Women & Climate Change

Climate change adaptation, poverty and women subsistence farmers

As part of the Climate Reality Project‘s 24 hours of climate reality 2017, the project made a short 8 minute film about the project working with women subsistence farmers in the Brong Ahafo Region of Ghana. Have a look!

The Project

Women farmers ensure the food security of their families and communities because they produce 70% of the subsistence crops grown in Ghana that meet our daily food needs. Yet climate change is having diabolical impacts on the productivity of their farms, and on their livelihoods and incomes. The Brong Ahafo Region, once the bread basket of Ghana, is being severely affected by encroachment of the savannah as it moves southwards, and by more frequent and increasingly severe weather events such as droughts and floods. as a result, women farmers are faced with declining agricultural yields, increased desertification and deepening poverty and hunger.

To address some of these problems, FoE-Ghana is implementing a project entitled Climate change adaptation, poverty & women subsistence farmers, supported by the UK Department for International Development (DfID).
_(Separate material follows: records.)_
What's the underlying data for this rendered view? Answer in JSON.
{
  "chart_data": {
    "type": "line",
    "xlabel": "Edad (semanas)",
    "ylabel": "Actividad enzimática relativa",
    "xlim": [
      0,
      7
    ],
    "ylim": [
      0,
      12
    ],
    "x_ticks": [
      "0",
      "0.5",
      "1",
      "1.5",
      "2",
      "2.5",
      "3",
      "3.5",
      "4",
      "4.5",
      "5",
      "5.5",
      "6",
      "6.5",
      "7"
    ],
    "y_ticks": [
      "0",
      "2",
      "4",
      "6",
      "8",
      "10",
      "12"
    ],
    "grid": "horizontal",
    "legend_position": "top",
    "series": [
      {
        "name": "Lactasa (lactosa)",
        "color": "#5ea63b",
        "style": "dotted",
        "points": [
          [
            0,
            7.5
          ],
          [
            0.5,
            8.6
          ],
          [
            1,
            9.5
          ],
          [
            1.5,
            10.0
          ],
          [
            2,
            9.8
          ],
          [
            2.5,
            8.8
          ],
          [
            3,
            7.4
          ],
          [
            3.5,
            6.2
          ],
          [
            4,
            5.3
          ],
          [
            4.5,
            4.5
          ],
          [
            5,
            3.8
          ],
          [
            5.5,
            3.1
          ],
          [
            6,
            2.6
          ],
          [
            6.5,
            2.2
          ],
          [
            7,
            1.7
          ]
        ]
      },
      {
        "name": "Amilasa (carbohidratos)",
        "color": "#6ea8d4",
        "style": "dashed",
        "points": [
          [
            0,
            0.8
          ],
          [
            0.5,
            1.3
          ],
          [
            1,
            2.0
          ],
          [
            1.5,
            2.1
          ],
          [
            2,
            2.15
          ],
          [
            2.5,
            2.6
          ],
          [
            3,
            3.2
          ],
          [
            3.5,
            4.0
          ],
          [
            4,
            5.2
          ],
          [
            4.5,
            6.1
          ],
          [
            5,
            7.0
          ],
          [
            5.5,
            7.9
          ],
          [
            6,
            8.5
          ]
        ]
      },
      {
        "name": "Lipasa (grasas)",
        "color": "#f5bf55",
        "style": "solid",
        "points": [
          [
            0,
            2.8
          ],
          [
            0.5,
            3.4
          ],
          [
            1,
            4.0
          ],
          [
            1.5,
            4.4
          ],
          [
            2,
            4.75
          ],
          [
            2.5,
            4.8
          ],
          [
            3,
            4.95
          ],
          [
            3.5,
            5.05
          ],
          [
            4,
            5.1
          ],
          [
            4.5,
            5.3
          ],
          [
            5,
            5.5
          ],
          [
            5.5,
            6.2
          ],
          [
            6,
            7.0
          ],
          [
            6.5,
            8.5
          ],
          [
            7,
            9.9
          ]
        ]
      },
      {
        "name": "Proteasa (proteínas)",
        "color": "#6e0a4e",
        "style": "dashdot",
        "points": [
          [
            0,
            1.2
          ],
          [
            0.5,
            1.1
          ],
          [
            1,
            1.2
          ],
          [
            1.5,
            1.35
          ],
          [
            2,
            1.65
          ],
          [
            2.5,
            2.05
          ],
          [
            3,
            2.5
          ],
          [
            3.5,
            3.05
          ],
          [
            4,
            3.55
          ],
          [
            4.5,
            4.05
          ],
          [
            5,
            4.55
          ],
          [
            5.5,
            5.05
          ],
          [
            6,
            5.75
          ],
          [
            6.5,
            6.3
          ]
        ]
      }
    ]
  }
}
We are helping around 1,000 women farmers to improve the sustainability of their farming systems and help them adapt to climate change.

This will contribute to improving their farm productivity and also the food security of their families and communities. Their exess farm produce can also be sold for an income, or processed for longer-term storage at the new food processing and storage centres. The water boreholes we are providing will improve communities’ access to potable water, improving their health and welfare.

Activities

  • Raising awareness among women farmers about climate change so they know how it will affect their farming systems and how they can adapt to its impacts
  • Encouraging women farmers to share their own innovations they use to adapt to the changing climates so that other woman can benefit from their skills
  • Practical on-farm demonstrations including: sharing farmers’ own innovations; minimum tillage; agroforestry and increased crop diversity; cover crops; green manuring; composting; use of drought-, heat- and flood- tolerant seeds; rainwater harvesting and storage; and Integrated Soil Fertility Management
  • Introducing different tree varieties including fruits, nuts and moringa, (the latter can be processed into a very nutritious food supplement to help improve the health and nutrition of local communities)
  • Constructing food processing and storage centres with processing equipment including solar dryers, which the women will help to construct
  • Establishing seed banks for storage of farmers’ indigenous seeds. These will provide insurance against future crop failures as well as save germplasm for future seed breeding
  • Constructing demonstration rainwater harvesting and irrigation systems that can be replicated by households and communities
  • Drilling water boreholes and pumps for fresh clean potable water
  • Establishing Water Management Committees and training them to manage the water boreholes and pumps
  • Establishing a communications strategy and platform at the community level to feedback experiences and learning to Ghana’s policymakers so they can integrate successful practical climate change adaptation strategies into Ghana’s agriculture and climate change policies.